Elle se tord dans le cendrier comme quelqu’un qui vient de recevoir une balle dans le ventre. Elle sautille encore entre mes doigts, et puis s’effondre au milieu des autres. Le cendrier est plein. Demain il faudra que je le vide. Demain c’est dans une heure.
Demain, il n’y aura plus de place dans ma vie pour les rêveries de balcon. Il y aura le générique de la matinale à la radio comme réveil, le fond de céréales qui aura toute la journée pour coller au fond du bol, le coup de eyeliner sur l’oeil gauche toujours moins bien fait que le droit, le miroir de l’entrée qui va retrouver une existence.
Demain je serai la fille de l’appart d’en face. Celle qui n’a pas le temps d’aller sur son balcon, sauf le weekend quand elle reçoit des amis. Celle qui prépare à manger en coinçant son téléphone avec son épaule. Qui dit Je te rappelle mais qui n’a pas le temps de rappeler.

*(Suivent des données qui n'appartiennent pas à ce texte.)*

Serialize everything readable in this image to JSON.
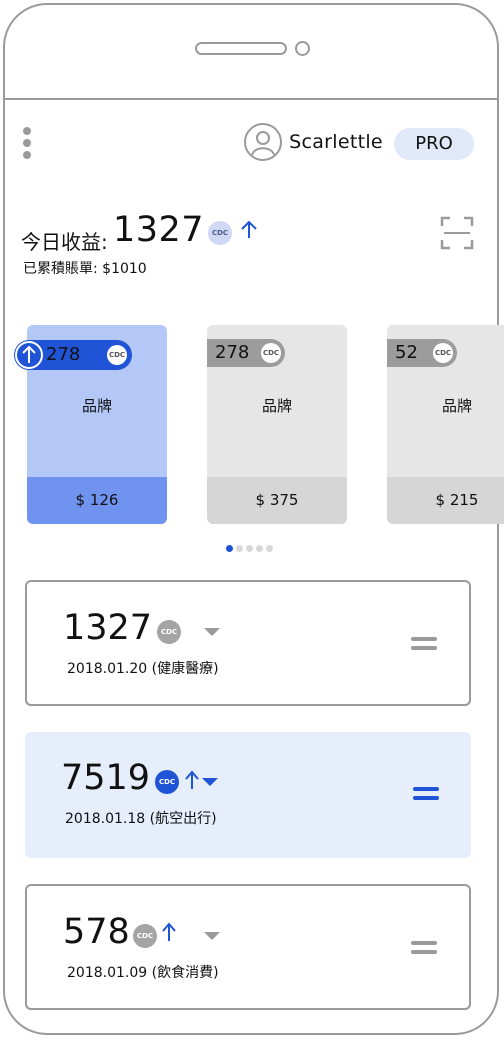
{
  "header": {
    "username": "Scarlettle",
    "badge": "PRO"
  },
  "summary": {
    "earnings_label": "今日收益:",
    "earnings_value": "1327",
    "currency": "CDC",
    "accumulated_label": "已累積賬單:",
    "accumulated_value": "$1010"
  },
  "cards": [
    {
      "count": "278",
      "brand": "品牌",
      "price": "$ 126",
      "active": true
    },
    {
      "count": "278",
      "brand": "品牌",
      "price": "$ 375",
      "active": false
    },
    {
      "count": "52",
      "brand": "品牌",
      "price": "$ 215",
      "active": false
    }
  ],
  "pager": {
    "total": 5,
    "current": 1
  },
  "transactions": [
    {
      "amount": "1327",
      "currency": "CDC",
      "date": "2018.01.20",
      "category": "(健康醫療)",
      "highlighted": false
    },
    {
      "amount": "7519",
      "currency": "CDC",
      "date": "2018.01.18",
      "category": "(航空出行)",
      "highlighted": true
    },
    {
      "amount": "578",
      "currency": "CDC",
      "date": "2018.01.09",
      "category": "(飲食消費)",
      "highlighted": false
    }
  ],
  "colors": {
    "accent": "#1f54d6",
    "card_active": "#b4c8f8",
    "card_active_footer": "#6f93ef",
    "card_inactive": "#e6e6e6",
    "highlight_row": "#e6edfb"
  }
}
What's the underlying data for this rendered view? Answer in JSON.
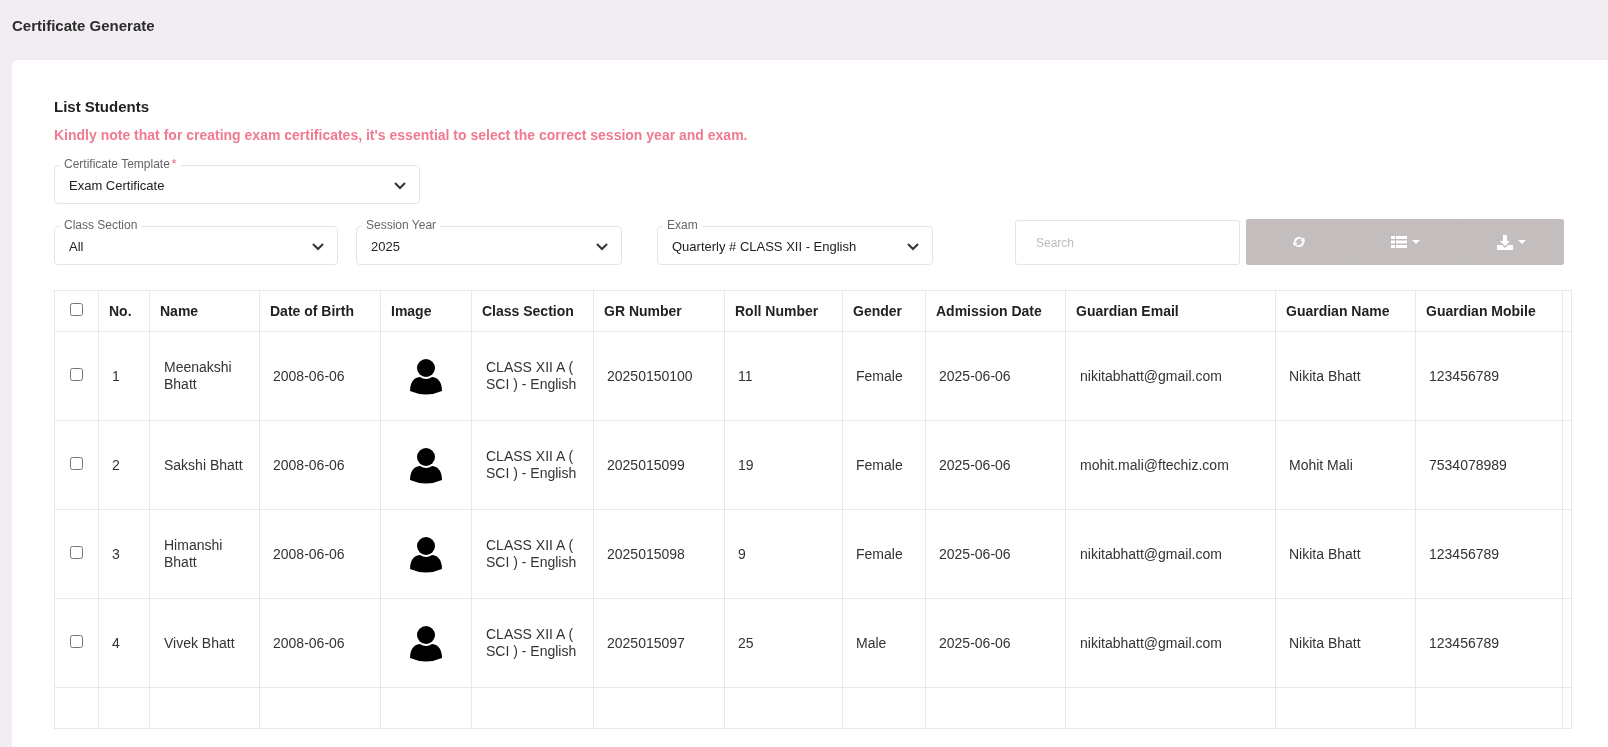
{
  "page_title": "Certificate Generate",
  "card": {
    "title": "List Students",
    "notice": "Kindly note that for creating exam certificates, it's essential to select the correct session year and exam."
  },
  "template_field": {
    "label": "Certificate Template",
    "required_mark": "*",
    "value": "Exam Certificate"
  },
  "filters": [
    {
      "label": "Class Section",
      "value": "All"
    },
    {
      "label": "Session Year",
      "value": "2025"
    },
    {
      "label": "Exam",
      "value": "Quarterly # CLASS XII - English"
    }
  ],
  "search": {
    "placeholder": "Search"
  },
  "toolbar": [
    {
      "kind": "refresh"
    },
    {
      "kind": "columns"
    },
    {
      "kind": "export"
    }
  ],
  "table": {
    "select_all_checked": false,
    "columns": [
      "No.",
      "Name",
      "Date of Birth",
      "Image",
      "Class Section",
      "GR Number",
      "Roll Number",
      "Gender",
      "Admission Date",
      "Guardian Email",
      "Guardian Name",
      "Guardian Mobile"
    ],
    "rows": [
      {
        "checked": false,
        "cells": [
          "1",
          "Meenakshi Bhatt",
          "2008-06-06",
          "",
          "CLASS XII A ( SCI ) - English",
          "20250150100",
          "11",
          "Female",
          "2025-06-06",
          "nikitabhatt@gmail.com",
          "Nikita Bhatt",
          "123456789"
        ]
      },
      {
        "checked": false,
        "cells": [
          "2",
          "Sakshi Bhatt",
          "2008-06-06",
          "",
          "CLASS XII A ( SCI ) - English",
          "2025015099",
          "19",
          "Female",
          "2025-06-06",
          "mohit.mali@ftechiz.com",
          "Mohit Mali",
          "7534078989"
        ]
      },
      {
        "checked": false,
        "cells": [
          "3",
          "Himanshi Bhatt",
          "2008-06-06",
          "",
          "CLASS XII A ( SCI ) - English",
          "2025015098",
          "9",
          "Female",
          "2025-06-06",
          "nikitabhatt@gmail.com",
          "Nikita Bhatt",
          "123456789"
        ]
      },
      {
        "checked": false,
        "cells": [
          "4",
          "Vivek Bhatt",
          "2008-06-06",
          "",
          "CLASS XII A ( SCI ) - English",
          "2025015097",
          "25",
          "Male",
          "2025-06-06",
          "nikitabhatt@gmail.com",
          "Nikita Bhatt",
          "123456789"
        ]
      }
    ]
  }
}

Un agenda, des rendez-vous, des congés, et un chemin à prendre tous les matins. Des immeubles et des visages qu’on ne voit pas, tête baissée dans le couloir des urgences à anticiper. Je me demande si les oies traversent le ciel de la même manière. Il faudra que je prévienne Madame Jeannine qu’elle trouve quelqu’un d’autre pour l’aider à étendre son linge les mardis. Les oies devront se trouver d’autres fronts à relever. Parce qu’elles finiront bien par la prendre, la route. Il faut bien la prendre un jour. Elles seront juste un peu en retard, c’est tout.
Demain, loin du balcon, à l’heure des oiseaux migrateurs, j’aurai les yeux rivés sur un écran. Le dos voûté, le cou tendu, les yeux injectés de pixels. C’est ainsi que chaque jour je paierai mon ticket d’entrée pour le parc d’attraction où j’accepte de passer ma vie.